記憶の奥底にあるみかん紅茶とオレンジチョコレートムースは、小さい頃にお母さんが誕生日やクリスマスに作ってくれていたメニューだった。
「放っておけばいいのに、家族を心配している者も多くてさ、オレは毎日大忙し。ここでの仕事は終えたから、明日からはまた別の場所で開店することになるかな。そんな訳で日和ちゃん。キミにバイト代を渡さないとね。現金か願いか、どちらかを選んで貰えるかな」
緊張した面持ちで日和は頷いた。
「白い、モフモフうさぎさんに。……お母さんに、会わせてください」
言って日和は絹田に頭を下げた。
絹田が微笑む。
「きっと日和ちゃんは、そう言うと思ってた」
厨房から、トコトコと白いモフモフが歩いて来る。
日和はうさぎに駆け寄ってしゃがみ、胸に抱きしめた。
「ずっと心配かけて、ごめんね。

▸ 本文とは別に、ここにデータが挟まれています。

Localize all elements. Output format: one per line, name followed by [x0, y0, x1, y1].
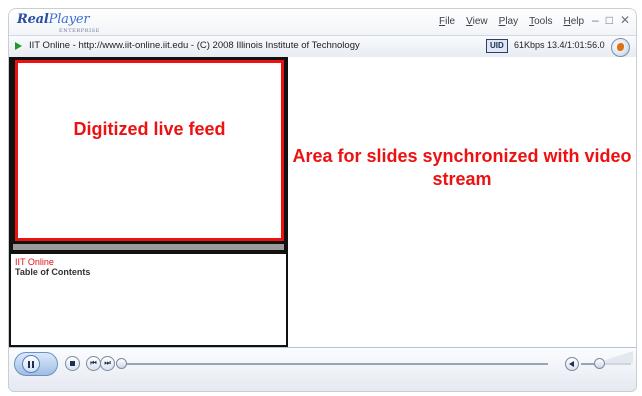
volume-slider-thumb[interactable] [593, 358, 605, 369]
pane-divider [13, 244, 284, 250]
menu-file[interactable]: File [439, 16, 455, 27]
title-bar: RealPlayer ENTERPRISE File View Play Too… [9, 9, 636, 35]
menu-help[interactable]: Help [563, 16, 584, 27]
close-button[interactable]: ✕ [620, 13, 630, 27]
stream-info-text: 61Kbps 13.4/1:01:56.0 [514, 40, 605, 50]
minimize-button[interactable]: – [592, 13, 599, 27]
globe-icon[interactable] [611, 38, 630, 57]
slides-pane-label: Area for slides synchronized with video … [292, 146, 632, 189]
next-button[interactable]: ⏭ [100, 356, 115, 371]
menu-view[interactable]: View [466, 16, 488, 27]
menu-play[interactable]: Play [499, 16, 518, 27]
realplayer-window: RealPlayer ENTERPRISE File View Play Too… [8, 8, 637, 392]
volume-track[interactable] [581, 363, 631, 365]
slides-pane: Area for slides synchronized with video … [288, 57, 636, 347]
logo-main-text: Real [17, 12, 49, 27]
video-pane[interactable]: Digitized live feed [15, 60, 284, 241]
playback-control-bar: ⏮ ⏭ [9, 347, 636, 391]
realplayer-logo: RealPlayer ENTERPRISE [17, 12, 99, 34]
video-pane-label: Digitized live feed [73, 119, 226, 139]
pause-icon [22, 355, 40, 373]
stream-badge: UID [486, 39, 508, 53]
toc-subtitle[interactable]: Table of Contents [15, 267, 90, 277]
toc-title[interactable]: IIT Online [15, 257, 54, 267]
table-of-contents-pane: IIT Online Table of Contents [11, 254, 286, 345]
seek-track[interactable] [121, 363, 548, 365]
window-controls: – □ ✕ [592, 13, 630, 27]
pause-button[interactable] [14, 352, 58, 376]
play-status-icon [15, 42, 22, 50]
menu-tools[interactable]: Tools [529, 16, 552, 27]
clip-info-text: IIT Online - http://www.iit-online.iit.e… [29, 40, 360, 51]
maximize-button[interactable]: □ [606, 13, 613, 27]
status-bar: IIT Online - http://www.iit-online.iit.e… [9, 35, 636, 59]
volume-icon[interactable] [565, 357, 579, 371]
stop-button[interactable] [65, 356, 80, 371]
previous-button[interactable]: ⏮ [86, 356, 101, 371]
menu-bar: File View Play Tools Help [439, 16, 595, 27]
seek-slider-thumb[interactable] [116, 358, 127, 369]
left-column: Digitized live feed IIT Online Table of … [9, 57, 288, 347]
content-area: Digitized live feed IIT Online Table of … [9, 57, 636, 347]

みかん紅茶を飲んだあの日から、お腹が空いて、ご飯が食べられるようになったよ」
うさぎは日和に抱きしめられたまま、日和をぎゅうっと抱きしめ返した。
「ありがとう。お母さん。お母さんのお料理、思い出させてくれてありがとう。美味しい、を思い出させてくれてありがとう。お母さんのお料理を思うと、おなかが空く……」
うさぎは丸い手で日和を抱きしめ、片手で背中をトントン、と優しくたたいた。
「お母さん、何度言っても言い足りない。本当はもっとずっと一緒にいたかった。もっとお母さんのご飯、食べたかった! ……でも。安心してね。これからはおばあちゃんにお料理を教わって、私もお腹が空いた時に、美味しいご飯が作れる人になるから。お母さんが見たら、おなか空いた! って思うようなご飯、作っていくから」
日和はうさぎと抱き合った。
うさぎは白くてモフモフで、そしてとても温かく、日和の心を満たしていく。